Scuolissima.com - Logo

Poeti Crepuscolari

Vicino alle esperienze innovative dell'avanguardia fu anche un gruppo di poeti italiani detti crepuscolari. Il termine fu coniato nel 1910, in senso negativo, dal critico Giuseppe Antonio Borgese, il quale, in un articolo dedicato a tre giovani poeti, Marino Moretti, Fausto Martini e Carlo Chiaves, definì crepuscolare la loro poesia. Con essi, secondo Borges, la tradizione poetica italiana andava spegnendosi in un mite e lunghissimo crepuscolo.
Crepuscolari si chiamano alcuni poeti, attivi nel decennio 1905-15 e nuovi per i temi e i moduli espressivi. I maggiori furono:
  • il romano Sergio Corazzini (1886-1907), l'autore del Piccolo libro inutile, morto giovanissimo di tubercolosi;
  • il romagnolo Marino Moretti (1885-1979);
  • soprattutto, il torinese Guido Gozzano (1883-1916), autore dei Colloqui (1911), anch'egli morto prematuramente di tisi.
I crepuscolari cantano le piccole cose, le emozioni quotidiane, la nostalgia per il passato, soffusa però di ironica consapevolezza che esso non può tornare.
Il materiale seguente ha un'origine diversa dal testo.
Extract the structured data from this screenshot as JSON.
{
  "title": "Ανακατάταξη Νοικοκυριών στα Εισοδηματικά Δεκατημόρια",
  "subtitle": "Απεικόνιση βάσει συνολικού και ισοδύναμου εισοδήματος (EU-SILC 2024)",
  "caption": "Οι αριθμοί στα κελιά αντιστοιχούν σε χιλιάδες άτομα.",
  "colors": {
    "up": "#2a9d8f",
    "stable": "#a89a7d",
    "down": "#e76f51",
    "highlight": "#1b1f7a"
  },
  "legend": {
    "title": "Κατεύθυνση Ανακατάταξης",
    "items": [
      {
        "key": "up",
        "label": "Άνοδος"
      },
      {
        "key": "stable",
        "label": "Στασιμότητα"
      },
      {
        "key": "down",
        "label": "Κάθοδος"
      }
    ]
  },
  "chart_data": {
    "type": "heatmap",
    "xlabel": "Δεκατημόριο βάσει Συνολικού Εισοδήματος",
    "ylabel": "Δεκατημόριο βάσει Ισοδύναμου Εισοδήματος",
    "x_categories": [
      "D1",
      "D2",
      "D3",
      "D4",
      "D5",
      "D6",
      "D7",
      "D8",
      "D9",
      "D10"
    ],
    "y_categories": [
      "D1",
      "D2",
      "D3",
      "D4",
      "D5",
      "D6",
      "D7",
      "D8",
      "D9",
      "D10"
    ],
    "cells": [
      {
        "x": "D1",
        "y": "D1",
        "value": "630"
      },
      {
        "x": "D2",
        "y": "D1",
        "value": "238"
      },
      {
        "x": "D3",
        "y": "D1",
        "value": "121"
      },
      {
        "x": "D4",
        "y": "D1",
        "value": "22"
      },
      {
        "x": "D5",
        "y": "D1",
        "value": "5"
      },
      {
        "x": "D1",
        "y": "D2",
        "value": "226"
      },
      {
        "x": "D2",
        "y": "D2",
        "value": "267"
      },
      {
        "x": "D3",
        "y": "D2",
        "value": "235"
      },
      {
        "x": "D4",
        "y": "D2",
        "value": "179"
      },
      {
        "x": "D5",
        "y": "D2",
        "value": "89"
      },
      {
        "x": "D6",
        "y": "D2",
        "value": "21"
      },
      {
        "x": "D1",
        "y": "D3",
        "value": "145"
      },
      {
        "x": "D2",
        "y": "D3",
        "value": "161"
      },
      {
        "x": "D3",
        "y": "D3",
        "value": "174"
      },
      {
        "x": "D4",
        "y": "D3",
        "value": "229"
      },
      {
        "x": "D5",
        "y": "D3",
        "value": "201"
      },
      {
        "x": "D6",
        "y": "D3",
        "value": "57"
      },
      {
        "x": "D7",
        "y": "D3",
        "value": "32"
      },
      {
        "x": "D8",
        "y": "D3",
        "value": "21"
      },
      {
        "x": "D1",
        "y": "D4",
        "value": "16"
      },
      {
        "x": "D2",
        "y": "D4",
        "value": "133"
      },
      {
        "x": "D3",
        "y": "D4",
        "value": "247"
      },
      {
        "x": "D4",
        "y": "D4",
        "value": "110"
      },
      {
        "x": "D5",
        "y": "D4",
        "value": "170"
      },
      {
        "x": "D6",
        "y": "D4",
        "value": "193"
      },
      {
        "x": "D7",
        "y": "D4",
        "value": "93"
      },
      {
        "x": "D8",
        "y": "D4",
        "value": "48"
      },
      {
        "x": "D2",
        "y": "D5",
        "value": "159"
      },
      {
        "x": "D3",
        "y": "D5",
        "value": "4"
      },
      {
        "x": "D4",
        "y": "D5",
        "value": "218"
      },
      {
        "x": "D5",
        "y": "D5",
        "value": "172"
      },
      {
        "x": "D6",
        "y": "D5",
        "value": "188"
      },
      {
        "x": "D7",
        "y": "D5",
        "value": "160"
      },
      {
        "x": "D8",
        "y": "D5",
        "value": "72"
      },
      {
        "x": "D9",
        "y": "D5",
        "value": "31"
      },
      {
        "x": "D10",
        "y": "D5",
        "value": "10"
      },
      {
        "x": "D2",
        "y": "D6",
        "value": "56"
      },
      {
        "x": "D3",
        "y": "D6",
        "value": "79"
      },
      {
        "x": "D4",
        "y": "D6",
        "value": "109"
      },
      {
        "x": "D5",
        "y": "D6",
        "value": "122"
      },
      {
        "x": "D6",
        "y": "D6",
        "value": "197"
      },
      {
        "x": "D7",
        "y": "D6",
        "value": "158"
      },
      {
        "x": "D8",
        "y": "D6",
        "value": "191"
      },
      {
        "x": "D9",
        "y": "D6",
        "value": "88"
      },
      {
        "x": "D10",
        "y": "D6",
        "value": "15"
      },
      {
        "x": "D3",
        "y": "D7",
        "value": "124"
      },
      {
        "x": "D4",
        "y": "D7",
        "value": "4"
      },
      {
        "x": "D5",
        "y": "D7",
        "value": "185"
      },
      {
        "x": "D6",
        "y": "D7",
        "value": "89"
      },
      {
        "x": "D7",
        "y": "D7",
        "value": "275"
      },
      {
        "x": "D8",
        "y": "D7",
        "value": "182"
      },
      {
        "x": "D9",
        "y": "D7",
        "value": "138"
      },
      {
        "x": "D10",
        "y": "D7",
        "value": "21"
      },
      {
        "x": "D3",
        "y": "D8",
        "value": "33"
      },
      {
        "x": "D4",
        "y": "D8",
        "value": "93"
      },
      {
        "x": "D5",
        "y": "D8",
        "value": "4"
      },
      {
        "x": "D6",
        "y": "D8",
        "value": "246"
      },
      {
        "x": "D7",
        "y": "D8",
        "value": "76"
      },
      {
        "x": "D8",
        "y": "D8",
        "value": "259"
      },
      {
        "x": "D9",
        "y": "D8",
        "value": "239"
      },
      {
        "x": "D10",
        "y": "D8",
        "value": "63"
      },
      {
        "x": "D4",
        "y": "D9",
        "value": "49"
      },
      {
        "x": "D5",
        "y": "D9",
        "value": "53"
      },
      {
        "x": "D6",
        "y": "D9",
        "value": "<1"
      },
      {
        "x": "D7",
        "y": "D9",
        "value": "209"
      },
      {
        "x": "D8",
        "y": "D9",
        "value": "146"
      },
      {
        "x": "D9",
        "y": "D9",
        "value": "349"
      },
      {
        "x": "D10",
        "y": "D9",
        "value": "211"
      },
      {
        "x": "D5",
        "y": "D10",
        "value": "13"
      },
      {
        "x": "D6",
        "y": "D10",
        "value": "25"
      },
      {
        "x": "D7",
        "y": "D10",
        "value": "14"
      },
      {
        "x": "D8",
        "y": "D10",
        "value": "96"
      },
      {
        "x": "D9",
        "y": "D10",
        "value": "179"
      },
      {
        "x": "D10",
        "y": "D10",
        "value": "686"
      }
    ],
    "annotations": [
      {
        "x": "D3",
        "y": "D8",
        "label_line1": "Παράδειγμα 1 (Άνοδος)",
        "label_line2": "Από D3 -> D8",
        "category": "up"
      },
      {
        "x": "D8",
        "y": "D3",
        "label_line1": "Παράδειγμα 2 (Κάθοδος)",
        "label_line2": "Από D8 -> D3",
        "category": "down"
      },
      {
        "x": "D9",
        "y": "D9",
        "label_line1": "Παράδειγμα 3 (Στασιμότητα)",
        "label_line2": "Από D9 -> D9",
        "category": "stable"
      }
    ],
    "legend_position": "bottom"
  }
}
Insoddisfatti, ma incapaci di ribellione, si compiacciono di evocare tristi pomeriggi domenicali e città di provincia, vecchie abitazioni e giardini in disuso, suono di organetti e corsie d'ospedali. Sembrano chiudersi nella penombra, per giungere a stabilire un nuovo contatto con se stessi. Rovesciano la vecchia funzione del poeta vate, cantore dei destini della nazione; i poeti crepuscolari si rifiutano infatti a una dimensione pubblica, vivono appartati come un triste mendico (Moretti). Fino alla rivoluzionaria dichiarazione di Sergio Corazzini: Perché tu mi dici poeta? Io non sono un poeta. / Io non sono che un piccolo fanciullo che piange (Desolazione del povero poeta sentimentale).
I poeti crepuscolari hanno ereditato da Pascoli l'abbassamento del tono, lo spostamento dei temi e del linguaggio in un piccolo mondo quotidiano. Alla scelta dei temi realistici, intonati alle piccole cose di pessimo gusto, fa dunque seguito lo smorzamento della voce poetica, come avviene in apertura di una poesia di Marino Moretti: Piove. E' mercoledì. Sono a Cesena.

Una definizione riduttiva
I poeti crepuscolari costituiscono, insieme ai futuristi, l'avanguardia letteraria più interessante attiva in Italia durante l'età giolittiana.
L'etichetta di poesia crepuscolare fu coniata con intento dispregiativo dal critico e romanziere Giuseppe Antonio Borgese (1882-1952). Recensendo sul quotidiano La Stampa del 1° settembre 1910 tre raccolte poetiche uscite in quell'anno ovvero Poesie scritte col lapis di Marino Martini (1885-1979), Poesie provinciali di Fausto Maria Martini (1886-1930) e Sogno e ironia di Carlo Chiaves (1882-1919) - Borgese parlò della loro poesia come di una voce crepuscolare, la voce di una gloriosa poesia che si spegne. La metafora del crepuscolo serviva a indicare spazi che si chiudevano, piuttosto che aprirsi al nuovo; i poeti crepuscolari confermavano infatti, secondo Borgese, il generale declino della poesia italiana, la cui ultima voce era stata, a suo avviso, quella di D'Annunzio.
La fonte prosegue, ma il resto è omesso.